Security has become the Achilles’ heel of most modern software systems. Techniques ranging from manual inspection to automated static and dynamic code analyses are commonly employed to identify security vulnerabilities prior to the release of software. However, these techniques are time-consuming and cannot keep pace with the growth of software repositories, such as Google Play and the Apple App Store, that host millions of apps.
An opportunity to tackle this issue is presented by the fact that the software products in these repositories are increasingly being organized into categories. Some examples are SourceForge for open source and Google Play for Android applications. In addition to helping users search and browse for apps, categorized repositories have been shown to be good predictors of the common features found within software of a particular category.
In a recent publication, Quandary Peak software expert Prof. Sam Malek and his team of researchers at George Mason University show that knowing the category of an Android application is sufficient for accurately predicting the types of security vulnerabilities that application may have. The approach works by mining a large number of apps available on the public app markets (e.g., Google Play). The apps are then analyzed for known security vulnerabilities, which can be detected through a variety of static analysis tools. The vulnerabilities detected in these apps are then used to build a classifier that can determine with a very high accuracy the types of security vulnerabilities one may encounter in a new app of a certain category.

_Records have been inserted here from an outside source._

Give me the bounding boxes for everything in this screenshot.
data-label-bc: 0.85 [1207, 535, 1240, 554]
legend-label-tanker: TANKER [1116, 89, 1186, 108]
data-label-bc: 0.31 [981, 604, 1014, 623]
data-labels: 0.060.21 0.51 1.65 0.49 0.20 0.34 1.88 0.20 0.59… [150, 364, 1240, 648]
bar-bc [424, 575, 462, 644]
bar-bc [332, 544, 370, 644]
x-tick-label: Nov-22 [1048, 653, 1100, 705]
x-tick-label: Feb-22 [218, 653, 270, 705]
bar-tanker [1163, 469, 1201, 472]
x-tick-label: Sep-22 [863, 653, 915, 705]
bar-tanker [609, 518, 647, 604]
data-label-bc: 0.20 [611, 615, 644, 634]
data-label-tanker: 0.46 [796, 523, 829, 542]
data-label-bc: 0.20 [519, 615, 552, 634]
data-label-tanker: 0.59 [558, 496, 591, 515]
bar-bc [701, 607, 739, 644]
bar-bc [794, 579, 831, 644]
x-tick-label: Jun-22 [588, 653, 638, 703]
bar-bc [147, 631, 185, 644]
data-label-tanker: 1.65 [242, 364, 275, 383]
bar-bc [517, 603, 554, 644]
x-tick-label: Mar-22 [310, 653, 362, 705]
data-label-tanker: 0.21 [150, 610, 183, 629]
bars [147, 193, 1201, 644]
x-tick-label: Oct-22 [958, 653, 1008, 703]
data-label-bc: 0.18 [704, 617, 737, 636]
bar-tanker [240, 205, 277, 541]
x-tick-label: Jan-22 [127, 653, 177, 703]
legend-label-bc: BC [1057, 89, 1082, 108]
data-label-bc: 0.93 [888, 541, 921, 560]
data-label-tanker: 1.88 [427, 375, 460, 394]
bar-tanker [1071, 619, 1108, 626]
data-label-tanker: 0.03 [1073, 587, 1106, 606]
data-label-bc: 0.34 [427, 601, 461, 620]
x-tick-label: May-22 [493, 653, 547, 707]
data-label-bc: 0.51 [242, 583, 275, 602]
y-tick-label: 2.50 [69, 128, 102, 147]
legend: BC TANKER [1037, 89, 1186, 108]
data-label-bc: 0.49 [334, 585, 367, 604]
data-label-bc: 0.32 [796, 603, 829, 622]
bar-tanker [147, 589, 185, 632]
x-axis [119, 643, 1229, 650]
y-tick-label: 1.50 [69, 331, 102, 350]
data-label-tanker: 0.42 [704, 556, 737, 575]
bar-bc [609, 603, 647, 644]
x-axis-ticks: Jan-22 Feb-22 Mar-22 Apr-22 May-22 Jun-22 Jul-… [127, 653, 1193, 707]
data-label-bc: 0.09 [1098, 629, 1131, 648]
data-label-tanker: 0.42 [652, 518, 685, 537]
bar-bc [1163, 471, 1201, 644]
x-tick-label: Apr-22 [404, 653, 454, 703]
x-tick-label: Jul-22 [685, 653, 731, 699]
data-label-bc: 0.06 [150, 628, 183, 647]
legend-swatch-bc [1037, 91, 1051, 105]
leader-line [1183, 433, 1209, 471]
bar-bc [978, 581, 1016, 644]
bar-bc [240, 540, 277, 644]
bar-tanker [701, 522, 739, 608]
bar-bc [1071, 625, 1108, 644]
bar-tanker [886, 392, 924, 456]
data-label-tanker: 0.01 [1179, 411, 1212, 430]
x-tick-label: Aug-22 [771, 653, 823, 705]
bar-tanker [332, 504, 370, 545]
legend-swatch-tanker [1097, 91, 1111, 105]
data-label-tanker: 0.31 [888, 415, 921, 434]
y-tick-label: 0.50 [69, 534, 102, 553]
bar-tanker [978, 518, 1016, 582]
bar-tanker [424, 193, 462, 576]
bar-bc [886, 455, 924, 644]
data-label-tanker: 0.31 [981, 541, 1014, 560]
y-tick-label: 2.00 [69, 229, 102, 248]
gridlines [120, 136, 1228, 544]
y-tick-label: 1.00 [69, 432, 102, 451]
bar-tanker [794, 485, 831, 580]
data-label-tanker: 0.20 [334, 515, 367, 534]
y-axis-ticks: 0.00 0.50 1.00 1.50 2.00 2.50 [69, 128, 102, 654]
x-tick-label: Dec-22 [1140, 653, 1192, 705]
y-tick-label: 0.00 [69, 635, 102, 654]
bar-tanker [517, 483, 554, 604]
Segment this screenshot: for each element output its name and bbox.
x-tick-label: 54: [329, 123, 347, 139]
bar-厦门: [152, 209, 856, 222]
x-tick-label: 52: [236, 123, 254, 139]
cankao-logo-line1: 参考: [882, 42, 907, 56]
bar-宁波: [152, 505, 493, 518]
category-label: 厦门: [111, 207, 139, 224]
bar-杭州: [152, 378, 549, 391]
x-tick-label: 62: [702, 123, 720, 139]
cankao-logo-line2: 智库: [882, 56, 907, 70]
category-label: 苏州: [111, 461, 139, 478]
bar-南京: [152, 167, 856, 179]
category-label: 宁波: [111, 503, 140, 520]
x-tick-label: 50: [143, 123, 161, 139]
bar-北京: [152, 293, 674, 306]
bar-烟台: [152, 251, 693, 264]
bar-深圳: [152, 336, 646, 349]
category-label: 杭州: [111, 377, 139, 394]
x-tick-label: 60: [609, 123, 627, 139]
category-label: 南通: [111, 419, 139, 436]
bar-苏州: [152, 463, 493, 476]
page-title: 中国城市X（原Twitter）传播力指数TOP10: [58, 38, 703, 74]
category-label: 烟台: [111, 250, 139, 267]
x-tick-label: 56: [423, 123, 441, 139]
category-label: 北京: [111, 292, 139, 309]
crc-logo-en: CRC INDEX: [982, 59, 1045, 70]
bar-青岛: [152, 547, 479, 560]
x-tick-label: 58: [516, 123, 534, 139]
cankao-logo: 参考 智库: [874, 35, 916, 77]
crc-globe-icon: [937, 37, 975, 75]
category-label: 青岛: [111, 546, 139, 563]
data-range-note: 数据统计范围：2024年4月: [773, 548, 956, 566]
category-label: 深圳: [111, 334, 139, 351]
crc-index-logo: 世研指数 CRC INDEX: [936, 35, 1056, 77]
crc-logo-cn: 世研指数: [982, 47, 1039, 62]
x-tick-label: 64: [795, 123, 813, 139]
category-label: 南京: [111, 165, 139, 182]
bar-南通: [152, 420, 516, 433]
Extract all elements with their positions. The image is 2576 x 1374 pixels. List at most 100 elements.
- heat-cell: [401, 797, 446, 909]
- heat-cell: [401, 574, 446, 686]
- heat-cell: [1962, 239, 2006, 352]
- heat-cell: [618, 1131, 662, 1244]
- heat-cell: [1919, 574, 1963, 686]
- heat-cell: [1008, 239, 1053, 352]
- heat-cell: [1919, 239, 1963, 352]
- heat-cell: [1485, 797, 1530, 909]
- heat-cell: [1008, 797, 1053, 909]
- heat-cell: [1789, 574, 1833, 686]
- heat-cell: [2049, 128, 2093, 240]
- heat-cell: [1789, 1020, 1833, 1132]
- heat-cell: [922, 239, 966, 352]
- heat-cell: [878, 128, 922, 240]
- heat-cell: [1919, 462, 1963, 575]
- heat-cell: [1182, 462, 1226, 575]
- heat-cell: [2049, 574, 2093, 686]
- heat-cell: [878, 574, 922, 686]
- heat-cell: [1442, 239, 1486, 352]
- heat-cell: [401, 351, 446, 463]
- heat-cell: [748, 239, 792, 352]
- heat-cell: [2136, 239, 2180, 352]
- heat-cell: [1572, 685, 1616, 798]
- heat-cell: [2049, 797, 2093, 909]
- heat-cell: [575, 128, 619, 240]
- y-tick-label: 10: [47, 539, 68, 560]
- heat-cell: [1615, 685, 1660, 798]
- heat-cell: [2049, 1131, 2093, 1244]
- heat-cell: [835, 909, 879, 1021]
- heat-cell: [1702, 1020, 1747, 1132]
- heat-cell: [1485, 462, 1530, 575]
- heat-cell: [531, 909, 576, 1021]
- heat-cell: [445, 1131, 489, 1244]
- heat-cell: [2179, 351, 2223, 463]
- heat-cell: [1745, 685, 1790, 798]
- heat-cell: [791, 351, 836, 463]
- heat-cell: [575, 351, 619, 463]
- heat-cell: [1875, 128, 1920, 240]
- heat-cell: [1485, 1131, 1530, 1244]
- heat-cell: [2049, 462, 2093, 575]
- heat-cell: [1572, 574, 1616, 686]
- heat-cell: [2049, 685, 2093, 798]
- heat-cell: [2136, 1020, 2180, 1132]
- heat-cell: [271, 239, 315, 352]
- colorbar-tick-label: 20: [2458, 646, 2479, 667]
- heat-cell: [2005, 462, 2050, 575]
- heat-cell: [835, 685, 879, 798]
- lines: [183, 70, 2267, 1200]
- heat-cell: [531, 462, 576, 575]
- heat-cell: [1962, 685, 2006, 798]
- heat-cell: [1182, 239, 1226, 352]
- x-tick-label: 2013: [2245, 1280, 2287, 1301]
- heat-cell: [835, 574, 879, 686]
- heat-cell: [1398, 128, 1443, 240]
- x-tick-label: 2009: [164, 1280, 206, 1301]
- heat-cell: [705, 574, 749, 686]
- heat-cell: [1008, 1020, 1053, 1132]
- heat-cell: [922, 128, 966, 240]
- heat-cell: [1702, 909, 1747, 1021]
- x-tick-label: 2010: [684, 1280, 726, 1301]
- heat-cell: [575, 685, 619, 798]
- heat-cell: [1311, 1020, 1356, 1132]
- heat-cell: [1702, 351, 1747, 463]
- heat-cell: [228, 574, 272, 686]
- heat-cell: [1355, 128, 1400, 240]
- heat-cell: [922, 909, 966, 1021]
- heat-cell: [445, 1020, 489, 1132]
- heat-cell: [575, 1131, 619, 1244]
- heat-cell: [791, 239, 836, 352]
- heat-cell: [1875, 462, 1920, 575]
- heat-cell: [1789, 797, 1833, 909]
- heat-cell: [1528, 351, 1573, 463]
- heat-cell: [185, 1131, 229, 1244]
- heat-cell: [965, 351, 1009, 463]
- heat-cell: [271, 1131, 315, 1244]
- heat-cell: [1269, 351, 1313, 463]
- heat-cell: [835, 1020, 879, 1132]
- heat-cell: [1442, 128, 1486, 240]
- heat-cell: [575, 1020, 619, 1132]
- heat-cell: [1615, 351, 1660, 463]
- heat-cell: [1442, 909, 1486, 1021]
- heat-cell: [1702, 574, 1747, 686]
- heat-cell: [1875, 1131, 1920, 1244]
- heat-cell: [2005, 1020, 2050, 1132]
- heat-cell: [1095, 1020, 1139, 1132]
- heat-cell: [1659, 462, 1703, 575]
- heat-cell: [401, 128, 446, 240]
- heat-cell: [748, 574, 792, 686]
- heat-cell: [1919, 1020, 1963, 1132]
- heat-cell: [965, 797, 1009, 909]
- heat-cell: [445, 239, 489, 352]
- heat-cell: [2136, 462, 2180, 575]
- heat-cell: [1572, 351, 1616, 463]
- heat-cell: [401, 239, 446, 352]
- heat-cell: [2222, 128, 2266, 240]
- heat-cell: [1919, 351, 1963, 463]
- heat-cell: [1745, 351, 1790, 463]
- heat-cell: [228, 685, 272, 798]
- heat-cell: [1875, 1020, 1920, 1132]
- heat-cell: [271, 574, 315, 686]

This research has significant implications for the consumers and app market operators, as it allows them to determine the types of security risks posed by applications of different category without requiring any specialized tools or detailed analysis of the software. It could also help a security analyst to target the manual effort of verifying and checking apps to the parts of the code that may harbor certain types of vulnerabilities.
Broadly, there are two sets of issues that mobile security experts are working on. First, how can we ensure that an app does not harbor a malicious capability, such as the ability to eavesdrop on the user? And second, how can we ensure that an app does not have security vulnerabilities that could be exploited for nefarious reasons, such as being tricked into leaking private user information? Although the work conducted so far in Malek’s Software Design and Analysis Research Lab has aimed to address the latter, the approach is able to shed light on the former, too. He is currently extending the approach to develop a profile for the behavior of applications from different categories. Such a profile could be used to detect when an app of a given category does not fit the behavioral profile of a typical app from that category. A behavioral anomaly is a good indicator that the app may harbor certain malicious capabilities.
The underlying insight guiding Malek’s research is the fact that many modern software systems are developed using rich application development frameworks, such as the one that comes with Android, allowing the researchers to raise the level of abstraction for detecting vulnerabilities to the types of libraries and services used by the app. In other words, there is a fundamental difference between mobile apps and conventional software (e.g., those developed purely in Java or C) that could be exploited for developing better tools for assessing the security of mobile software. The libraries and services used by a mobile software could help us to automatically determine many of its security properties.
This research is funded in part by the US Defense Advanced Research Projects Agency.